Sep
19
Posted by Bobbi Newman on September 19th, 2017
Posted in: Public Libraries, Public Libraries Spotlight
Tags: health and wellness librarian, oakpark public library
Name: Susan K. McClelland
Title: Health & Wellness Librarian, Oak Park Public Library
Education: BA, Art History, Northwestern University, Evanston, IL; MLIS, University of Illinois, GSLIS.
How did you become interested in focusing on Health and Wellness?
For a number of years I was a library associate at the American Hospital Association headquarters library in Chicago, IL and later as a medical indexer for publications at the American Medical Association library in Chicago, I became familiar with a host of medical specialties, specialty board certification rigors and consumer health organizations. I was fascinated by the scope of medical specialty training, its impact on consumer health issues, and I found the medical subject classification system intriguing, indeed.

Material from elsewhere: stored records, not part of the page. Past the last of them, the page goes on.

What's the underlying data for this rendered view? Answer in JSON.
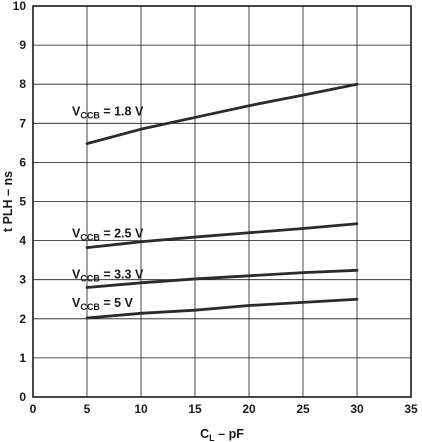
{
  "chart_data": {
    "type": "line",
    "xlabel": {
      "main": "C",
      "sub": "L",
      "rest": " – pF"
    },
    "ylabel": "t PLH – ns",
    "xlim": [
      0,
      35
    ],
    "ylim": [
      0,
      10
    ],
    "x_ticks": [
      0,
      5,
      10,
      15,
      20,
      25,
      30,
      35
    ],
    "y_ticks": [
      0,
      1,
      2,
      3,
      4,
      5,
      6,
      7,
      8,
      9,
      10
    ],
    "grid": true,
    "series": [
      {
        "label_main": "V",
        "label_sub": "CCB",
        "label_rest": " = 1.8 V",
        "x": [
          5,
          10,
          15,
          20,
          25,
          30
        ],
        "y": [
          6.48,
          6.85,
          7.15,
          7.45,
          7.72,
          8.0
        ]
      },
      {
        "label_main": "V",
        "label_sub": "CCB",
        "label_rest": " = 2.5 V",
        "x": [
          5,
          10,
          15,
          20,
          25,
          30
        ],
        "y": [
          3.82,
          3.97,
          4.09,
          4.2,
          4.31,
          4.43
        ]
      },
      {
        "label_main": "V",
        "label_sub": "CCB",
        "label_rest": " = 3.3 V",
        "x": [
          5,
          10,
          15,
          20,
          25,
          30
        ],
        "y": [
          2.8,
          2.92,
          3.02,
          3.1,
          3.18,
          3.24
        ]
      },
      {
        "label_main": "V",
        "label_sub": "CCB",
        "label_rest": " = 5 V",
        "x": [
          5,
          10,
          15,
          20,
          25,
          30
        ],
        "y": [
          2.02,
          2.14,
          2.22,
          2.34,
          2.42,
          2.5
        ]
      }
    ]
  }
}
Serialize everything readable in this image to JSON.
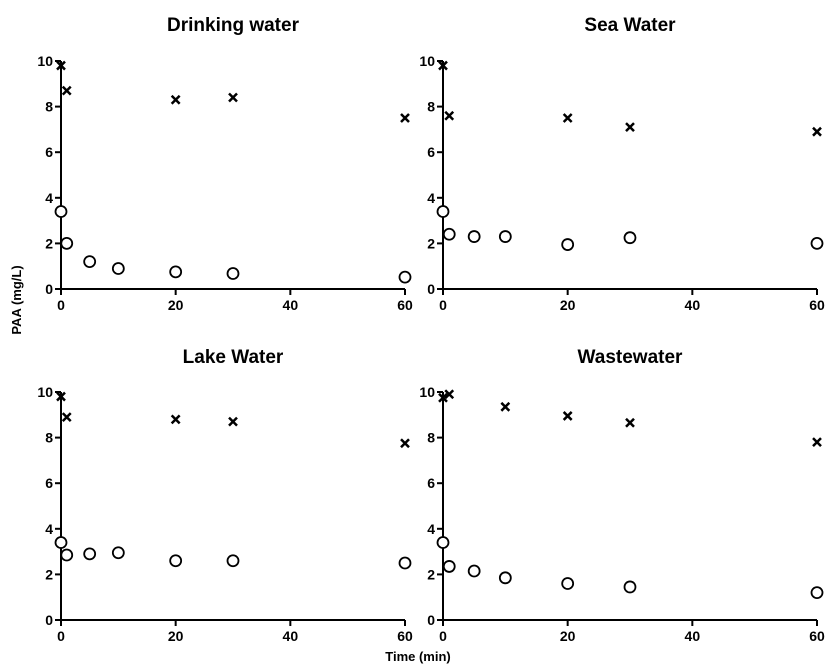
{
  "figure": {
    "ylabel": "PAA (mg/L)",
    "xlabel": "Time (min)"
  },
  "chart_data": [
    {
      "type": "scatter",
      "title": "Drinking water",
      "xlim": [
        0,
        60
      ],
      "ylim": [
        0,
        10
      ],
      "xticks": [
        "0",
        "20",
        "40",
        "60"
      ],
      "yticks": [
        "0",
        "2",
        "4",
        "6",
        "8",
        "10"
      ],
      "series": [
        {
          "marker": "x",
          "x": [
            0,
            1,
            20,
            30,
            60
          ],
          "y": [
            9.8,
            8.7,
            8.3,
            8.4,
            7.5
          ]
        },
        {
          "marker": "o",
          "x": [
            0,
            1,
            5,
            10,
            20,
            30,
            60
          ],
          "y": [
            3.4,
            2.0,
            1.2,
            0.9,
            0.75,
            0.68,
            0.52
          ]
        }
      ]
    },
    {
      "type": "scatter",
      "title": "Sea Water",
      "xlim": [
        0,
        60
      ],
      "ylim": [
        0,
        10
      ],
      "xticks": [
        "0",
        "20",
        "40",
        "60"
      ],
      "yticks": [
        "0",
        "2",
        "4",
        "6",
        "8",
        "10"
      ],
      "series": [
        {
          "marker": "x",
          "x": [
            0,
            1,
            20,
            30,
            60
          ],
          "y": [
            9.8,
            7.6,
            7.5,
            7.1,
            6.9
          ]
        },
        {
          "marker": "o",
          "x": [
            0,
            1,
            5,
            10,
            20,
            30,
            60
          ],
          "y": [
            3.4,
            2.4,
            2.3,
            2.3,
            1.95,
            2.25,
            2.0
          ]
        }
      ]
    },
    {
      "type": "scatter",
      "title": "Lake Water",
      "xlim": [
        0,
        60
      ],
      "ylim": [
        0,
        10
      ],
      "xticks": [
        "0",
        "20",
        "40",
        "60"
      ],
      "yticks": [
        "0",
        "2",
        "4",
        "6",
        "8",
        "10"
      ],
      "series": [
        {
          "marker": "x",
          "x": [
            0,
            1,
            20,
            30,
            60
          ],
          "y": [
            9.8,
            8.9,
            8.8,
            8.7,
            7.75
          ]
        },
        {
          "marker": "o",
          "x": [
            0,
            1,
            5,
            10,
            20,
            30,
            60
          ],
          "y": [
            3.4,
            2.85,
            2.9,
            2.95,
            2.6,
            2.6,
            2.5
          ]
        }
      ]
    },
    {
      "type": "scatter",
      "title": "Wastewater",
      "xlim": [
        0,
        60
      ],
      "ylim": [
        0,
        10
      ],
      "xticks": [
        "0",
        "20",
        "40",
        "60"
      ],
      "yticks": [
        "0",
        "2",
        "4",
        "6",
        "8",
        "10"
      ],
      "series": [
        {
          "marker": "x",
          "x": [
            0,
            1,
            10,
            20,
            30,
            60
          ],
          "y": [
            9.75,
            9.9,
            9.35,
            8.95,
            8.65,
            7.8
          ]
        },
        {
          "marker": "o",
          "x": [
            0,
            1,
            5,
            10,
            20,
            30,
            60
          ],
          "y": [
            3.4,
            2.35,
            2.15,
            1.85,
            1.6,
            1.45,
            1.2
          ]
        }
      ]
    }
  ]
}
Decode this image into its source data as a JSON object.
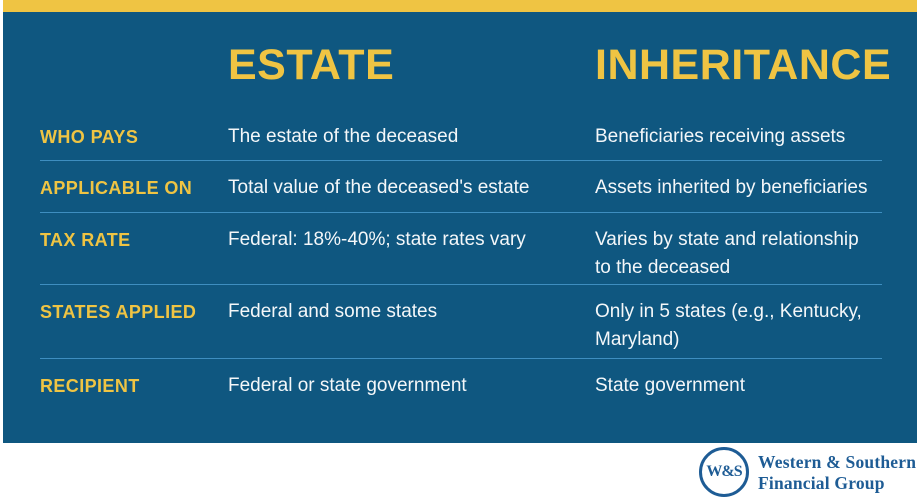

Why is health literacy important in your community?
In Oak Park, we serve a diverse population of seniors, young families, students and a growing number of shelter and nursing house residents. The demand for reliable and accessible consumer health information is high, and I think the library does a very good job of partnering with several social service agencies to provide our neighbors with workshops, onsite pop-up clinics, health lectures, and access to health resources databases and journals.
What’s different with a health reference interview?
Lots of times we’ll get patrons asking for detailed health info or even medical advice. While the library can’t diagnose illnesses or dispense medical advice, in each instance, we try to discern the nature of the information needed, and then provide accurate resources for the patron. So, in most cases, the health reference interview process is the same as a reference interview, while the outcome might be a referral to a health care organization, to a medical journal article or a book.
What’s the impact that you hope to make in your community?
I hope the library’s health and wellness programming informs patrons, demystifies complicated medical subjects, like the Affordable Health Care Act, Medicare subsidies or Alzheimer’s care options and provides a discreet and concise health information option. Our patrons should feel confident that their family’s health & wellness is an important part of the city’s mandate and central to the library’s mission to turn outward to the community.